APPEND class-attribute instance-attribute #

APPEND = 'append'

ERROR class-attribute instance-attribute #

ERROR = 'error'

ERRORIFEXISTS class-attribute instance-attribute #

ERRORIFEXISTS = 'error'

IGNORE class-attribute instance-attribute #

IGNORE = 'ignore'

MERGE class-attribute instance-attribute #

MERGE = 'merge'

MERGEALL class-attribute instance-attribute #

MERGEALL = 'merge_all'

MERGE_ALL class-attribute instance-attribute #

MERGE_ALL = 'merge_all'

OVERWRITE class-attribute instance-attribute #

OVERWRITE = 'overwrite'

koheesio.spark.writers.StreamingOutputMode #

For Streaming:

  • append: only the new rows in the streaming DataFrame will be written to the sink.
  • complete: all the rows in the streaming DataFrame/Dataset will be written to the sink every time there are some updates.
  • update: only the rows that were updated in the streaming DataFrame/Dataset will be written to the sink every time there are some updates. If the query doesn't contain aggregations, it will be equivalent to append mode.

APPEND class-attribute instance-attribute #

APPEND = 'append'

COMPLETE class-attribute instance-attribute #

COMPLETE = 'complete'

UPDATE class-attribute instance-attribute #

UPDATE = 'update'

koheesio.spark.writers.Writer #

The Writer class is used to write the DataFrame to a target.

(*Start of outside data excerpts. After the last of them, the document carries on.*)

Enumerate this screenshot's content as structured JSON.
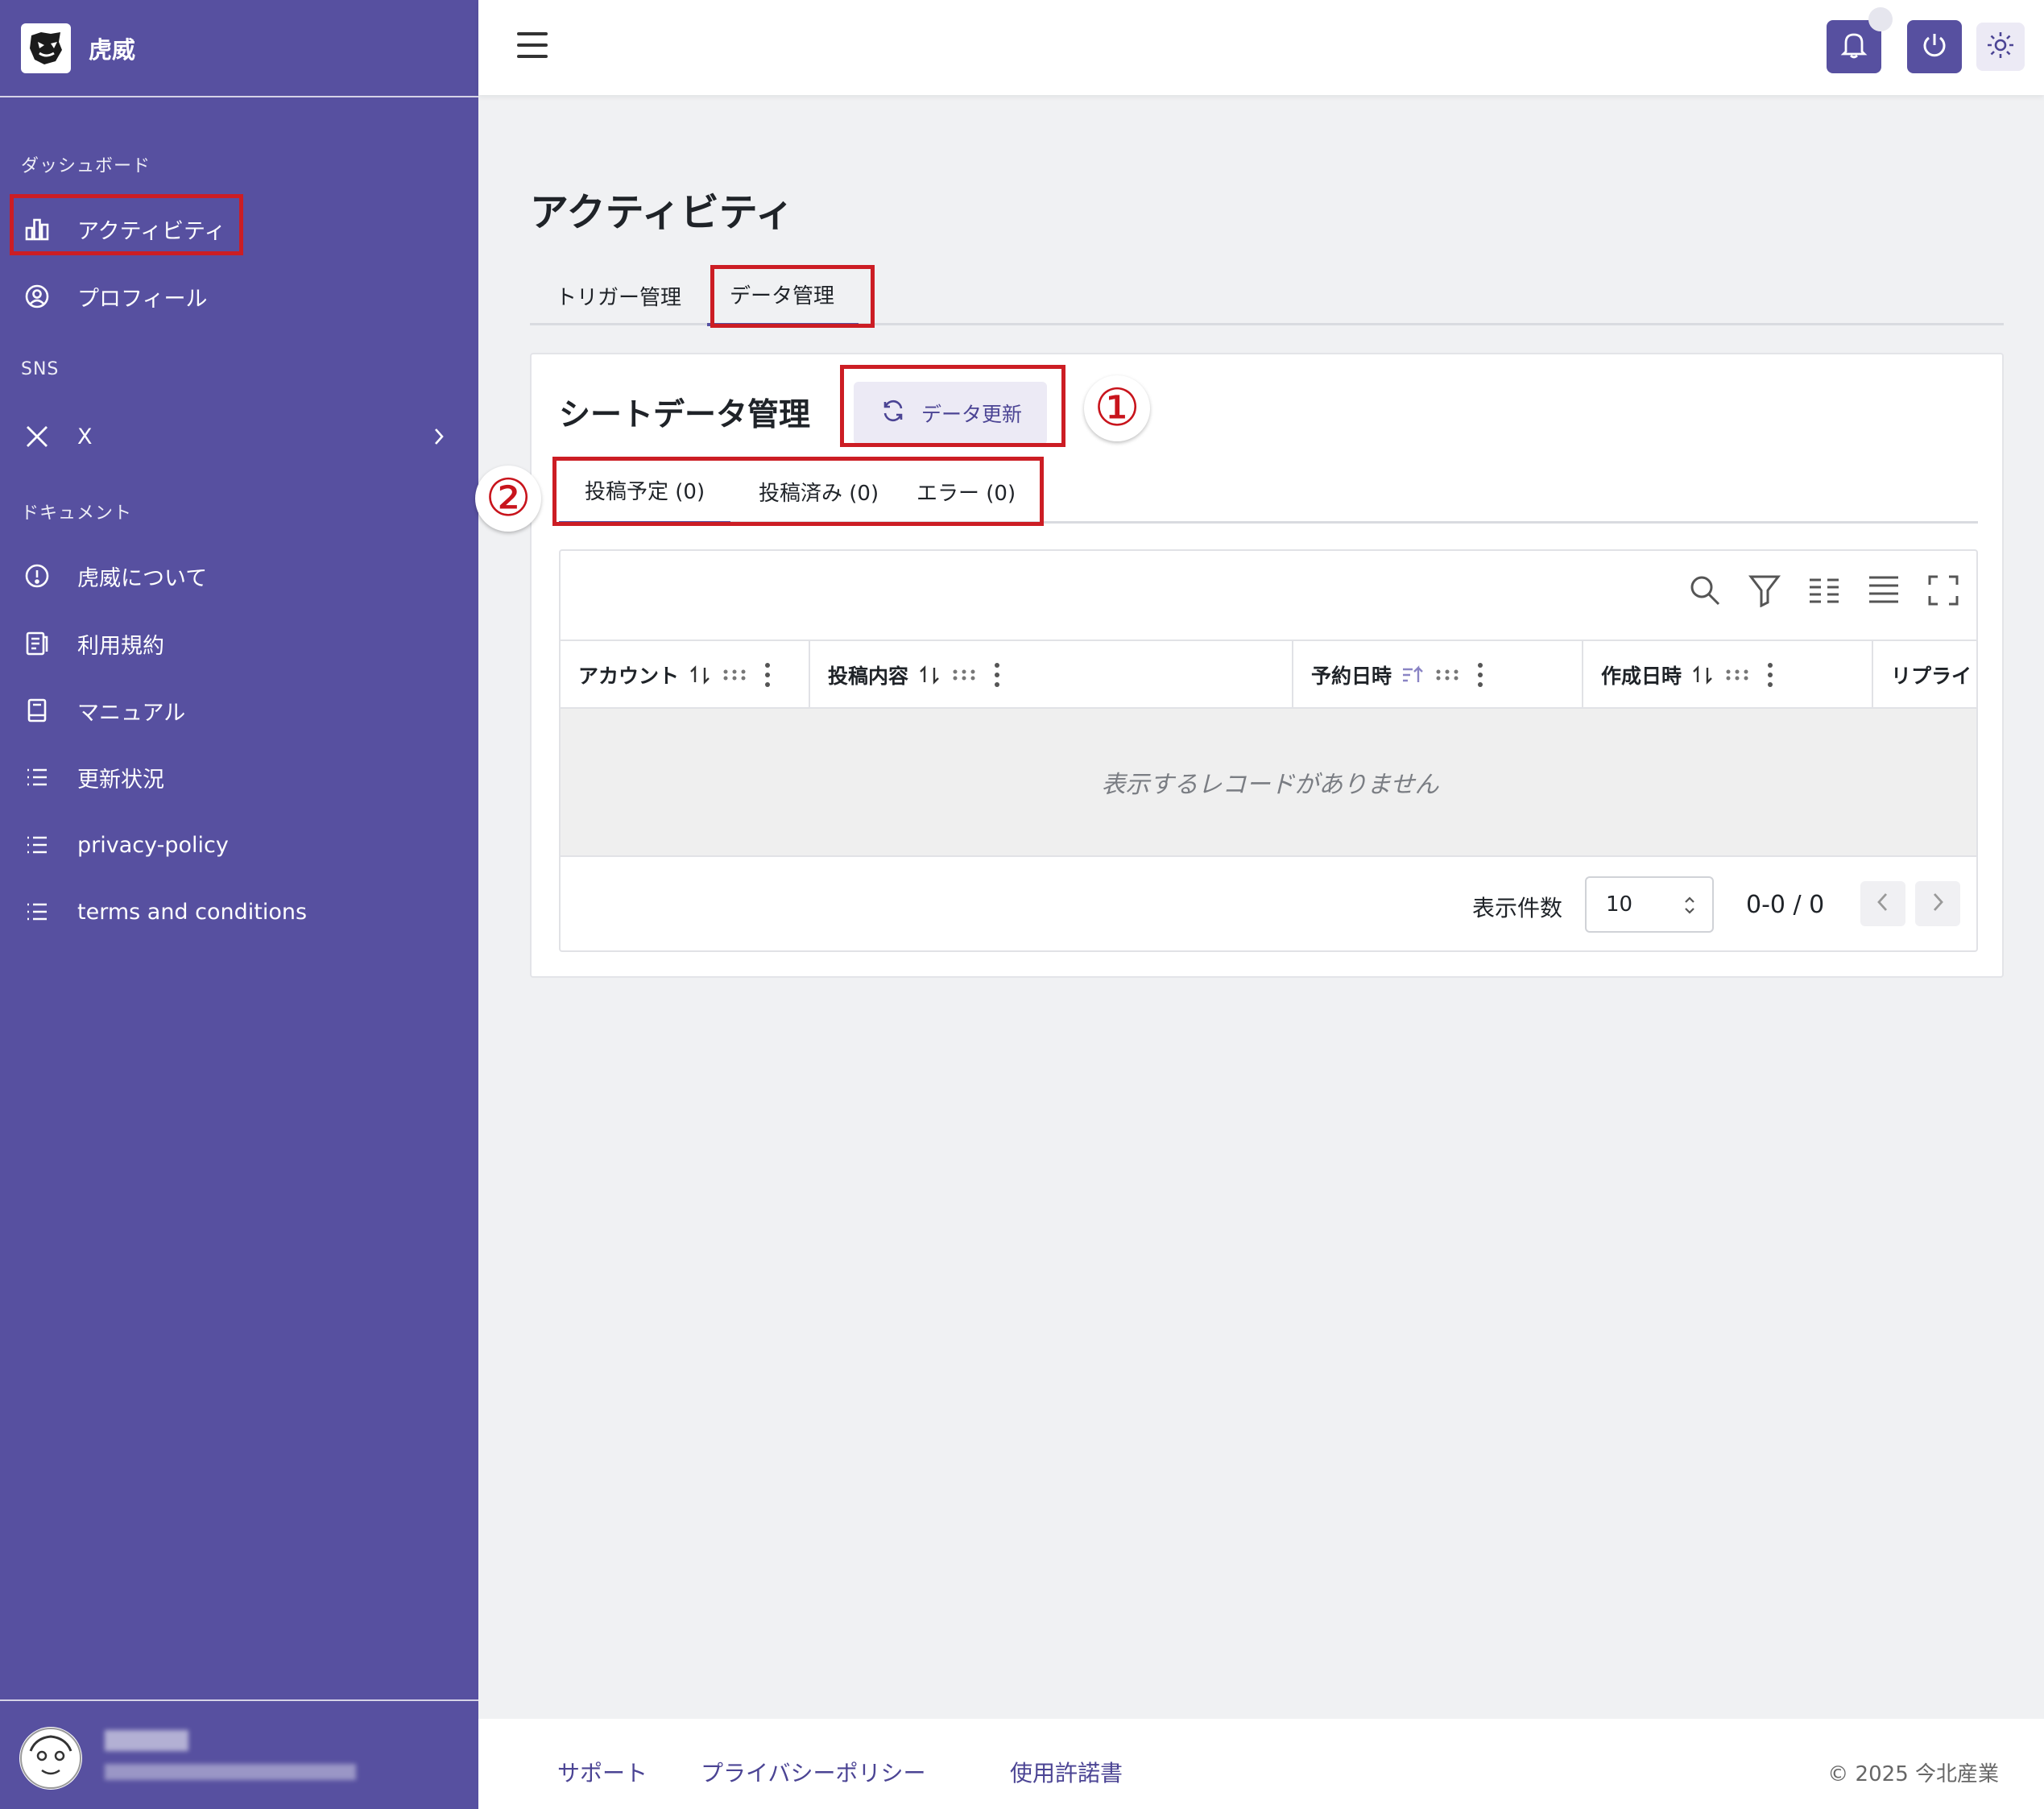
{
  "sidebar": {
    "brand": "虎威",
    "sections": {
      "dashboard": "ダッシュボード",
      "sns": "SNS",
      "docs": "ドキュメント"
    },
    "items": {
      "activity": "アクティビティ",
      "profile": "プロフィール",
      "x": "X",
      "about": "虎威について",
      "terms": "利用規約",
      "manual": "マニュアル",
      "updates": "更新状況",
      "privacy": "privacy-policy",
      "conditions": "terms and conditions"
    }
  },
  "main": {
    "page_title": "アクティビティ",
    "tabs": [
      "トリガー管理",
      "データ管理"
    ],
    "card_title": "シートデータ管理",
    "refresh_label": "データ更新",
    "subtabs": [
      "投稿予定 (0)",
      "投稿済み (0)",
      "エラー (0)"
    ],
    "columns": [
      "アカウント",
      "投稿内容",
      "予約日時",
      "作成日時",
      "リプライ"
    ],
    "empty_message": "表示するレコードがありません",
    "pager": {
      "per_page_label": "表示件数",
      "per_page_value": "10",
      "range": "0-0 / 0"
    }
  },
  "annotations": [
    "①",
    "②"
  ],
  "footer": {
    "links": [
      "サポート",
      "プライバシーポリシー",
      "使用許諾書"
    ],
    "copyright": "© 2025 今北産業"
  },
  "colors": {
    "sidebar_bg": "#5750a0",
    "accent": "#5750a0",
    "annotation_red": "#cc1d24"
  }
}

df class-attribute instance-attribute #

df: Optional[DataFrame] = Field(
    default=None,
    description="The Spark DataFrame",
    exclude=True,
)

format class-attribute instance-attribute #

format: str = Field(
    default="delta", description="The format of the output"
)

streaming property #

streaming: bool

Check if the DataFrame is a streaming DataFrame or not.

execute abstractmethod #

execute() -> Output

Execute on a Writer should handle writing of the self.df (input) as a minimum

Source code in src/koheesio/spark/writers/__init__.py
@abstractmethod
def execute(self) -> SparkStep.Output:
    """Execute on a Writer should handle writing of the self.df (input) as a minimum"""
    # self.df  # input dataframe
    ...

write #

write(df: Optional[DataFrame] = None) -> Output

Write the DataFrame to the output using execute() and return the output.

If no DataFrame is passed, the self.df will be used. If no self.df is set, a RuntimeError will be thrown.

Source code in src/koheesio/spark/writers/__init__.py
def write(self, df: Optional[DataFrame] = None) -> SparkStep.Output:
    """Write the DataFrame to the output using execute() and return the output.

    If no DataFrame is passed, the self.df will be used.
    If no self.df is set, a RuntimeError will be thrown.
    """
    self.df = df or self.df
    if not self.df:
        raise RuntimeError("No valid Dataframe was passed")
    self.execute()
    return self.output